Daperno M, Sostegni R, Pera A, Rognone D, Rigazio C, Ercole E, Crocellà L, Lavagna A, Rocca R
Inflammatory Bowel Disease Center, Gastroenterology Division, ASO Ordine Mauriziano, Torino, Italy.
Dig Liver Dis. 2008 Jul;40 Suppl 2:S220-4. doi: 10.1016/S1590-8658(08)60529-0.
Endoscopic evaluation of mucosal appearance is important for the clinical management of ulcerative colitis patients, as it offers valuable prognostic tools and data useful to change the management and treatment strategies. In the field of severe ulcerative colitis, partial endoscopy and bioptic sampling allows to obtain additional and relevant prognostic information: if severe endoscopic lesions are present, response to standard treatment is less likely, and if CMV superinfection is detected, anti-viral treatment should be added to conventional treatments. When clinical remission is obtained with conventional treatments, distal colonoscopy may add valuable data: the occurrence of complete endoscopic healing is a major predictor of long-term remission with no clinical activity. Finally, biologic treatments, and mainly infliximab, were shown to induce remarkable and significant mucosal healing also in ulcerative colitis, and patients with complete endoscopic healing in response to infliximab were shown to be more likely to experience fewer clinical relapses during the follow-up. Therefore endoscopic evaluation has to be considered a major prognostic marker in ulcerative colitis. In this review data from the Literature supporting this role will be reviewed.
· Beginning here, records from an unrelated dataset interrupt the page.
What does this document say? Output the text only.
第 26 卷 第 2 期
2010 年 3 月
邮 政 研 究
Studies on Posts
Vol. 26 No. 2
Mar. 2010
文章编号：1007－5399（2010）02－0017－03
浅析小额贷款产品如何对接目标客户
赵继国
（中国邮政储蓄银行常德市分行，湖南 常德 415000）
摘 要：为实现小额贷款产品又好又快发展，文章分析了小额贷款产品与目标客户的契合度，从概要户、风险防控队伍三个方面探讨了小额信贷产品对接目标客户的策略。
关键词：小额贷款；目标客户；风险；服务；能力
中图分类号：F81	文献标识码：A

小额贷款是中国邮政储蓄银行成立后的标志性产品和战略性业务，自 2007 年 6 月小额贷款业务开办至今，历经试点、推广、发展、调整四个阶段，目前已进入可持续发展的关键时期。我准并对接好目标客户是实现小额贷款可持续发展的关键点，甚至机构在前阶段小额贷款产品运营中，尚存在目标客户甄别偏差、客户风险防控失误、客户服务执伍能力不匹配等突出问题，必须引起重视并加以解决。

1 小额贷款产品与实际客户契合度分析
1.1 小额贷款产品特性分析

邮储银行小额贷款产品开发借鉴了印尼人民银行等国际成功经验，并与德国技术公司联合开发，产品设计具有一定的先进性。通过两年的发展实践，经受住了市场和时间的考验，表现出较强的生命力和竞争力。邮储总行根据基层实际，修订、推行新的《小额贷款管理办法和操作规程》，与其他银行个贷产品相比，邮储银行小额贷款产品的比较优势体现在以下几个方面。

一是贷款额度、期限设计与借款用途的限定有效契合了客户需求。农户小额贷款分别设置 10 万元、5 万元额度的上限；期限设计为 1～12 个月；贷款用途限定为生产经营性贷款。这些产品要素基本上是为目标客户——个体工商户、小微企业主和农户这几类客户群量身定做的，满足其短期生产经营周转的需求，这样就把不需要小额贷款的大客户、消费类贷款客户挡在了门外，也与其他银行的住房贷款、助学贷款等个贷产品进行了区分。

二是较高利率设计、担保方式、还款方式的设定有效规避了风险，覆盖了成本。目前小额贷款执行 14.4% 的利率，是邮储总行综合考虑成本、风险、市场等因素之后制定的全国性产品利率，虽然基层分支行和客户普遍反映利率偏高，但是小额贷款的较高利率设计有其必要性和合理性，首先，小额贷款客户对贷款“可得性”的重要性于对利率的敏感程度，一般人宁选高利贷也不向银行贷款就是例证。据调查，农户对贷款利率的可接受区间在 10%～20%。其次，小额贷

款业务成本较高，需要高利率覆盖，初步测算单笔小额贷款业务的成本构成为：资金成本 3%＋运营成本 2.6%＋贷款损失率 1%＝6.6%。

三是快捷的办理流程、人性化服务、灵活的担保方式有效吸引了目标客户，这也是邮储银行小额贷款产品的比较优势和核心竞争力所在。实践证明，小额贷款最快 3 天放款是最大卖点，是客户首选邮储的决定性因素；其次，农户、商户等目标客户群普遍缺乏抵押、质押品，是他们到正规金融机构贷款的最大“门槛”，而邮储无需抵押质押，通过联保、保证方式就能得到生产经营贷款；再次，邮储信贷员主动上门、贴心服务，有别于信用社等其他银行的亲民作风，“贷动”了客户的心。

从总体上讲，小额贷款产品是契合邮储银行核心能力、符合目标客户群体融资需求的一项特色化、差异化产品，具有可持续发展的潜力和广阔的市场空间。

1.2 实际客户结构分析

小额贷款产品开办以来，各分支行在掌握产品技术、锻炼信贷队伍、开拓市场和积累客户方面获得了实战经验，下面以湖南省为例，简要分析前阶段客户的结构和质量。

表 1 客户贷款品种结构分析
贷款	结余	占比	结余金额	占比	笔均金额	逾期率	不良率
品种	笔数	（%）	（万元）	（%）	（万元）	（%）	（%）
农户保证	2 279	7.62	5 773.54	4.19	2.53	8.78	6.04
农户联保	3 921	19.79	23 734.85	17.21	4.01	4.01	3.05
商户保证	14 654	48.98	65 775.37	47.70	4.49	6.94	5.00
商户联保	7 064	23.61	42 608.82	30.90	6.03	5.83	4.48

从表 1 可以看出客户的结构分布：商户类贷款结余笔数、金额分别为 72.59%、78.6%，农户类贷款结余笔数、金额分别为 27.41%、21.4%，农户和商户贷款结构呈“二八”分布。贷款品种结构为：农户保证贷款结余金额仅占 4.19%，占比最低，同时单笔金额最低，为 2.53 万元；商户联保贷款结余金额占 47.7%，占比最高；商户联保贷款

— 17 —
内镜下对黏膜外观的评估对于溃疡性结肠炎患者的临床管理非常重要,因为它提供了有价值的预后工具以及有助于改变管理和治疗策略的数据。在重症溃疡性结肠炎领域,部分内镜检查和活检采样能够获取额外且相关的预后信息:如果存在严重的内镜病变,对标准治疗的反应可能性较小;如果检测到巨细胞病毒(CMV)重叠感染,则应在传统治疗基础上加用抗病毒治疗。当通过传统治疗获得临床缓解时,远端结肠镜检查可能会提供有价值的数据:内镜完全愈合的发生是无临床活动的长期缓解的主要预测指标。最后,生物治疗,主要是英夫利昔单抗,在溃疡性结肠炎中也显示出能诱导显著的黏膜愈合,并且对英夫利昔单抗有反应且内镜完全愈合的患者在随访期间临床复发较少。因此,内镜评估应被视为溃疡性结肠炎的一个主要预后标志物。在本综述中,将回顾支持这一作用的文献数据。